Atualmente, o artigo 61 da Lei Orgânica, em seu inciso XXI, diz que é competência privativa do prefeito “superintender a arrecadação dos tributos e preços, bem como a guarda e a aplicação da receita, autorizando as despesas e os pagamentos, dentro das disponibilidades orçamentárias ou dos créditos autorizados pela Câmara”. A nova redação proposta se resume a dizer: “…superintender a arrecadação dos tributos e dos preços dos serviços públicos serviços públicos, bem como a guarda e a aplicação da receita”, excluindo, portanto, a parte que fala da autorização de despesas e pagamentos por parte do prefeito municipal.

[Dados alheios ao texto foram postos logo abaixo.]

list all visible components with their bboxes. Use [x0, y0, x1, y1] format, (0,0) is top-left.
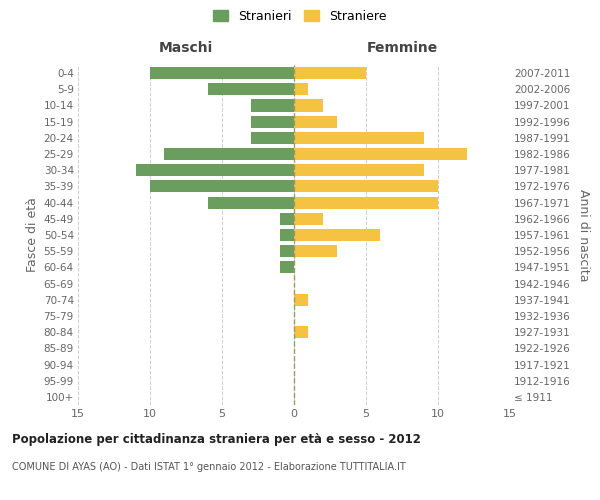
Bar [164, 148, 294, 160]
Bar [294, 180, 438, 192]
Bar [208, 196, 294, 208]
Bar [150, 67, 294, 79]
Bar [294, 67, 366, 79]
Bar [294, 326, 308, 338]
Bar [136, 164, 294, 176]
Bar [294, 229, 380, 241]
Bar [294, 100, 323, 112]
Bar [294, 116, 337, 128]
Bar [150, 180, 294, 192]
Bar [280, 245, 294, 258]
Bar [294, 83, 308, 96]
Y-axis label: Fasce di età: Fasce di età [26, 198, 40, 272]
Bar [251, 100, 294, 112]
Text: Maschi: Maschi [159, 41, 213, 55]
Bar [251, 132, 294, 144]
Text: Femmine: Femmine [367, 41, 437, 55]
Legend: Stranieri, Straniere: Stranieri, Straniere [208, 5, 392, 28]
Bar [294, 212, 323, 225]
Bar [208, 83, 294, 96]
Bar [294, 148, 467, 160]
Bar [294, 132, 424, 144]
Bar [280, 262, 294, 274]
Bar [294, 196, 438, 208]
Bar [251, 116, 294, 128]
Bar [294, 294, 308, 306]
Bar [280, 212, 294, 225]
Bar [280, 229, 294, 241]
Y-axis label: Anni di nascita: Anni di nascita [577, 188, 590, 281]
Text: COMUNE DI AYAS (AO) - Dati ISTAT 1° gennaio 2012 - Elaborazione TUTTITALIA.IT: COMUNE DI AYAS (AO) - Dati ISTAT 1° genn… [12, 462, 406, 472]
Bar [294, 164, 424, 176]
Text: Popolazione per cittadinanza straniera per età e sesso - 2012: Popolazione per cittadinanza straniera p… [12, 432, 421, 446]
Bar [294, 245, 337, 258]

Já o Projeto de Lei nº 371/2022, também de autoria do Executivo, altera a redação e inclui dispositivos na Lei nº 12.473, de 23 de dezembro de 2021, que dispõe sobre a reorganização da estrutura administrativa da Prefeitura de Sorocaba. O projeto é um desdobramento da alteração proposta no artigo 61 da Lei Orgânica do Município e tem como objetivo descentralizar a ordenação de despesas das Secretarias Municipais de Sorocaba, atribuindo aos secretários municipais a competência para praticar atos licitatórios e contratuais previstos na legislação, bem como autorizar despesas de suas respectivas secretarias e programas envolvidos.

Nos dois projetos, o prefeito Rodrigo Manga evoca o artigo 37 da Constituição para justificar as propostas. O artigo trata do “princípio da eficiência” governamental e, segundo Manga, “nada mais eficiente para a administração pública que permitir que a função de ordenador de despesas seja exercida pelas pessoas que se encontram em melhores condições para desenvolver esta competência”.

Os dois projetos foram encaminhados pelo prefeito com pedido de votação urgente e, embora controversos, devem ser aprovados, já que Manga possui uma ampla base aliada na Câmara.